A month or two back I watched Simpson’s lengthy, atmospheric documentary about being the target of friendly fire in Northern Iraq. He did not spare to mention that the BBC failed to provide enough flak jackets to give protection to his Kurdish assistants. What he didn’t examine was whether he himself was culpable for trying to emulate his march into Kabul during the Afghan campaign, or whether they were sensible to be so near contested territories that they could be indistinguishable from the military when viewed from a distance- or whether they might have unwittingly contributed to the incident by expanding the convoy they joined. There was an old-fashioned high minded arrogance that the journalists are indispensible to the proper conduct of a conflict, and that the professional journalist ‘knows best’. There was a corresponding kind of patronising contempt for the honesty and integrity of the military.
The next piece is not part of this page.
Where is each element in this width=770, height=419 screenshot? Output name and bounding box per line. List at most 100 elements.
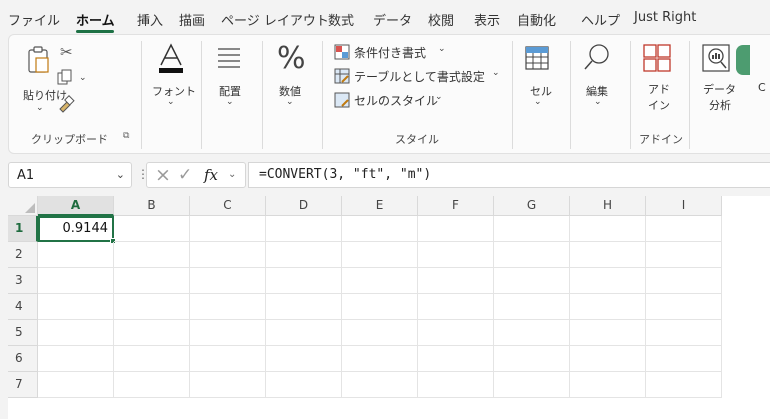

With such a frankly low opinion of the authorities and their men and women, I honestly wonder why Simpson put himself and his crew in the way of their ignorant sights. I also wonder why he thinks we should listen to him, and in fact how he can show his face at all.
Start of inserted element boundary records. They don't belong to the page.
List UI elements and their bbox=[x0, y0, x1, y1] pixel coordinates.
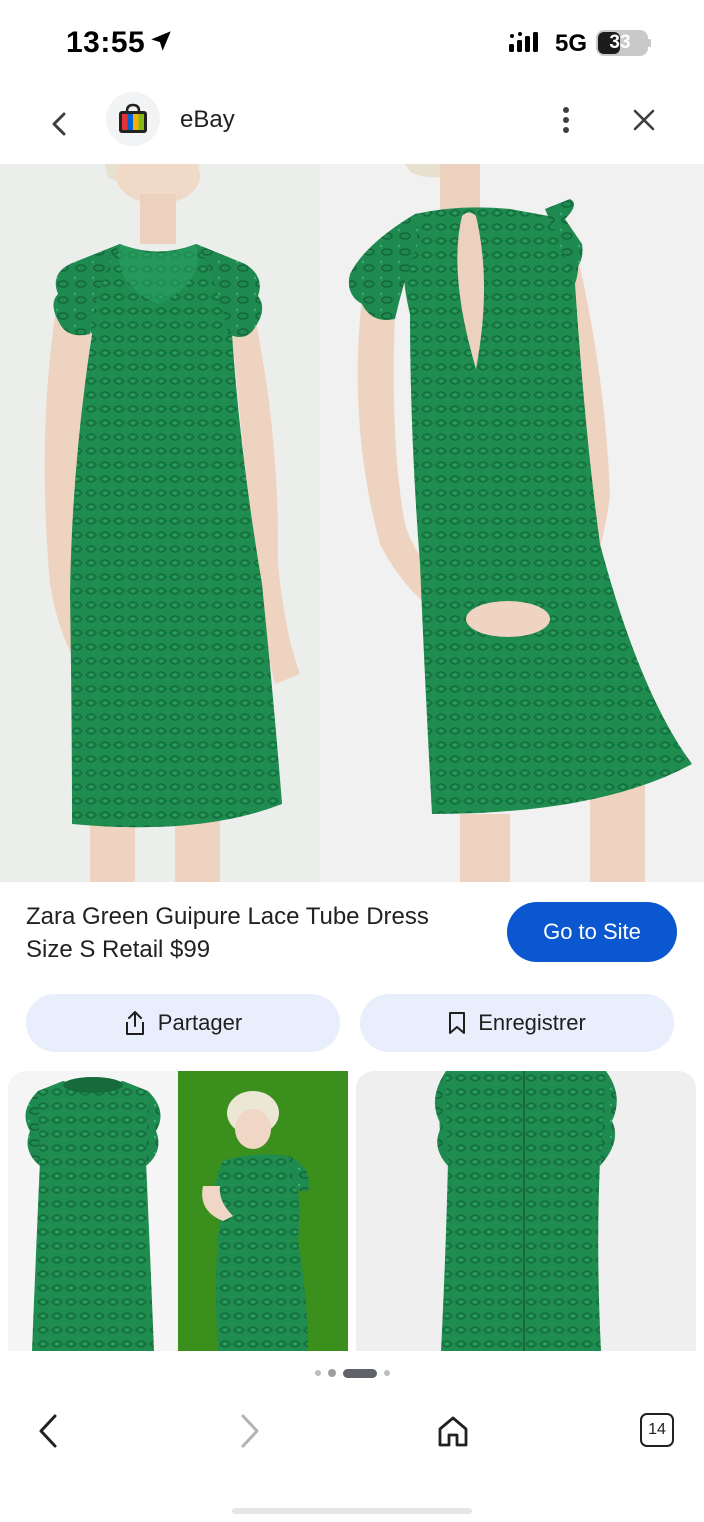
pager-dot[interactable] bbox=[314, 1370, 321, 1376]
chevron-right-icon bbox=[241, 1414, 259, 1448]
location-arrow-icon bbox=[151, 31, 171, 51]
battery-icon: 33 bbox=[596, 30, 648, 56]
battery-level: 33 bbox=[609, 32, 631, 53]
share-label: Partager bbox=[157, 1010, 243, 1035]
nav-forward-button[interactable] bbox=[230, 1408, 270, 1454]
network-type: 5G bbox=[555, 30, 588, 57]
status-bar: 13:55 5G 33 bbox=[0, 0, 704, 84]
dress-photo-illustration bbox=[0, 164, 704, 882]
pager-dot[interactable] bbox=[383, 1370, 390, 1376]
nav-back-button[interactable] bbox=[28, 1408, 68, 1454]
bottom-nav-bar: 14 bbox=[0, 1390, 704, 1480]
tab-count: 14 bbox=[648, 1421, 666, 1438]
home-icon bbox=[438, 1416, 468, 1447]
pager-dot-active[interactable] bbox=[342, 1368, 377, 1378]
cellular-signal-icon bbox=[509, 32, 538, 52]
more-vert-icon bbox=[563, 107, 569, 133]
home-indicator bbox=[232, 1508, 472, 1514]
save-label: Enregistrer bbox=[478, 1010, 586, 1035]
product-title[interactable]: Zara Green Guipure Lace Tube Dress Size … bbox=[26, 900, 466, 966]
close-button[interactable] bbox=[624, 100, 664, 140]
related-image-1[interactable] bbox=[8, 1071, 348, 1351]
related-dress-thumbnail bbox=[8, 1071, 348, 1351]
pager-dot[interactable] bbox=[327, 1369, 336, 1377]
header-bar: eBay bbox=[0, 84, 704, 164]
site-name[interactable]: eBay bbox=[180, 106, 235, 134]
share-button[interactable]: Partager bbox=[26, 994, 340, 1052]
more-options-button[interactable] bbox=[548, 100, 584, 140]
image-pager bbox=[0, 1367, 704, 1379]
close-icon bbox=[633, 109, 655, 131]
related-image-2[interactable] bbox=[356, 1071, 696, 1351]
chevron-left-icon bbox=[39, 1414, 57, 1448]
bookmark-icon bbox=[449, 1012, 466, 1034]
go-to-site-button[interactable]: Go to Site bbox=[507, 902, 677, 962]
product-main-image[interactable] bbox=[0, 164, 704, 882]
save-button[interactable]: Enregistrer bbox=[360, 994, 674, 1052]
related-dress-closeup bbox=[356, 1071, 696, 1351]
share-icon bbox=[125, 1011, 144, 1035]
battery-nub bbox=[648, 39, 651, 47]
status-time: 13:55 bbox=[66, 26, 146, 59]
chevron-left-icon bbox=[52, 112, 66, 136]
back-button[interactable] bbox=[40, 104, 80, 144]
shopping-bag-icon bbox=[119, 103, 147, 133]
ebay-logo[interactable] bbox=[106, 92, 160, 146]
nav-home-button[interactable] bbox=[432, 1410, 474, 1452]
tab-switcher-button[interactable]: 14 bbox=[640, 1413, 674, 1447]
Finally, I can’t help wondering what the BBC think they’re doing allowing journalists (often the same people that pick up Baftas and present television shows for extraordinary fees) to claim and define for themselves an exalted status and security in any warzone they might wish to enter. Can the same people who routinely parade errors of judgement and accuracy for the world to see persuade us that, far from being unlucky, or targeted, they themselves didn’t contribute to their own downfall? Meanwhile, their antagonists, soldiers, are ordinary people on ordinary pay, fighting- a thing that isn’t attractive or tidy. And anyway, Mr Simpson, try selling this spiel to the North Koreans, the warring Sudanese or Somalis next time you drop in on one of their military camps unannounced to check on the uprightness of their conduct. (Thanks to PJF for the Guardian article, and for his fine comments following my ‘more caterwauling’ post).

The pretence of marginalisation.

In this post left wing pro-Iraq-war blogger Harry Hatchet writes about John Pilger’s recent comments on the BBC. Harry writes:

But the idea that the Radio Four’s Today programme was pro-war or even comparible to the flag-wrapped cheerleading of Fox News, is hard to take seriously. But then Pilger is capable of believing anything to convince himself of the rightness of his postures – he is, after all, the man who described the Bush administration as “The Third Reich of our times”.

Pilger’s complaints are part of a highly irritating tendency on the part of the anti-war movement to pretend that they have been marginalised from the debate over Iraq. It may suit their self-image to portray their movement as ignored by the powerful pro-war media but the facts rather dispute this.